“soy alcohólico, soy drogadicto, soy homosexual, soy un genio”, se bautizó Truman Capote. El lema heráldico traspasó fronteras y, sin embargo, al menos la mitad resultó ser mentira verdadera. Según confesó a Lawrence Grobel, aunque durante una época sucumbió al trago y las pastillas, “de ningún modo soy alcohólico ni drogadicto”. Así crecen los mitos. La triunfadora Meloni también anda por ahí aireando su ego, y para elevarse no ha necesitado trampear la biografía, esa vida suya tan extravagante: “¡Soy Giorgia, soy mujer, soy madre, soy italiana, soy cristiana!”. Enhorabuena.

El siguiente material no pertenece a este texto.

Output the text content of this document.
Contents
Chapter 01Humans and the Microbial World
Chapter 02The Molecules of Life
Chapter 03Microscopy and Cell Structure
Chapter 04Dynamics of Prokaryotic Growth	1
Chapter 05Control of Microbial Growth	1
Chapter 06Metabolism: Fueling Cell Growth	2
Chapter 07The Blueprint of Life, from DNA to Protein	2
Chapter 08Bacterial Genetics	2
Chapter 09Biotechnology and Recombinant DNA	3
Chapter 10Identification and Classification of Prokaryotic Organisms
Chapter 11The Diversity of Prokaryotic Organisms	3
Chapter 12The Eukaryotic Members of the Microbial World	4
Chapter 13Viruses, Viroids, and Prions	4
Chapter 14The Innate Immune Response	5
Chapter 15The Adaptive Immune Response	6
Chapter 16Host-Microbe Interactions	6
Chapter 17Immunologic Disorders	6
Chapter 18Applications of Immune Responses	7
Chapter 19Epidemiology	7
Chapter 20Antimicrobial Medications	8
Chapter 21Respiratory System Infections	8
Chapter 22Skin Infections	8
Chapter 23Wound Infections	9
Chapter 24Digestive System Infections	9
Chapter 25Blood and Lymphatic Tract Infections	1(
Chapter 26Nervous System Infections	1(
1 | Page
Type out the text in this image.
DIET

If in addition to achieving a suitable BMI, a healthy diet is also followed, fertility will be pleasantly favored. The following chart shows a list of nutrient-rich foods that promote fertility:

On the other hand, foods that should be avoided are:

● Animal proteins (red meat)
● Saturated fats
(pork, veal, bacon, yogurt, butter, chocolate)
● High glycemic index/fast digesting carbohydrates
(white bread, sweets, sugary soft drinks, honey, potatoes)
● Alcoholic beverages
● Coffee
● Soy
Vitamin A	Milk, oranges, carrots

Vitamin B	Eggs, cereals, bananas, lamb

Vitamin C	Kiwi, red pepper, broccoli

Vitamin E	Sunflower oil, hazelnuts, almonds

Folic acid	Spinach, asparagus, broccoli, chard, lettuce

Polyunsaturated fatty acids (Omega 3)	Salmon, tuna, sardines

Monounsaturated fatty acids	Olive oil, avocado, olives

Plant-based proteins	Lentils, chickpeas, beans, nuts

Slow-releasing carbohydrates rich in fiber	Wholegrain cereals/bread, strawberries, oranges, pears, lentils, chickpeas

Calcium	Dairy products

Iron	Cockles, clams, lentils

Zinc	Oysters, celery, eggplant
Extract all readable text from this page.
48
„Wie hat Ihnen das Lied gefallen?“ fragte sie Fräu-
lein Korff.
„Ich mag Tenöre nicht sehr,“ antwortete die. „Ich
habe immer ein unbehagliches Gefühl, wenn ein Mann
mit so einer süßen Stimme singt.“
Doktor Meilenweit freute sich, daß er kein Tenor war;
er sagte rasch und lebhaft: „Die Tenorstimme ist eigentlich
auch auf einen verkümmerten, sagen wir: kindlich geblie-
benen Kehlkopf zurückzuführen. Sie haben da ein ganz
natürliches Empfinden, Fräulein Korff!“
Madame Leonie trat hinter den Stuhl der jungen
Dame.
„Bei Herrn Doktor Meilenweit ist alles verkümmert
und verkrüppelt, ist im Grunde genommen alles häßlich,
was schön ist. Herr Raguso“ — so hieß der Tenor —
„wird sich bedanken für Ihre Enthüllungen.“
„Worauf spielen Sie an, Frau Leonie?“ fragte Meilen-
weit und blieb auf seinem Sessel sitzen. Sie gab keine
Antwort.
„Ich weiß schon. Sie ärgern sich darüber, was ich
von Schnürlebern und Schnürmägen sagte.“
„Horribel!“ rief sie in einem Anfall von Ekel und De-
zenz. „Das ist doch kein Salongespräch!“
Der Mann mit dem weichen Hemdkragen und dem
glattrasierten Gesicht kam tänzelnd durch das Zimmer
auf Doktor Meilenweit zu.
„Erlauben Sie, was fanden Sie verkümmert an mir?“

Un día pedí un vino en Madrid y el camarero estudiaba Filosofía: “¿El señor lo desea blanco, tinto o le es aleatorio?”. A Giorgia Meloni nada de sí misma le es aleatorio, fortuito, casual, y sin reparo podría ideologizar su pelo –¡soy rubia!– y su equipo –¡soy de la Roma!–. Ni siquiera ha desaprovechado la inaudita circunstancia de, siendo mujer y madre, italiana y cristiana, tener un par de pechos, sin duda fruto de una decisión divina tomada al conocer su apellido. Tras enseñar las tetas cubriéndolas con melones, capaz la veo de subrayar su blancura pintándose de negro.

Es el signo de los tiempos. Ya no importan el sudor marxista de lo que haces ni el valor burgués de lo que posees, sino aquello tan de abolengo, nobleza y alcurnia, de ser lo que eres y encima victimizarte. “¡Eso no me lo pueden quitar!”, ha concluido agónica y retadora aludiendo a su identidad. Como es sabido, en Italia se prohíbe ser Giorgia, mujer, madre, cristiana y hasta italiana. Y la pizza es ya manjar clandestino, entre Santo Grial y nécora furtiva.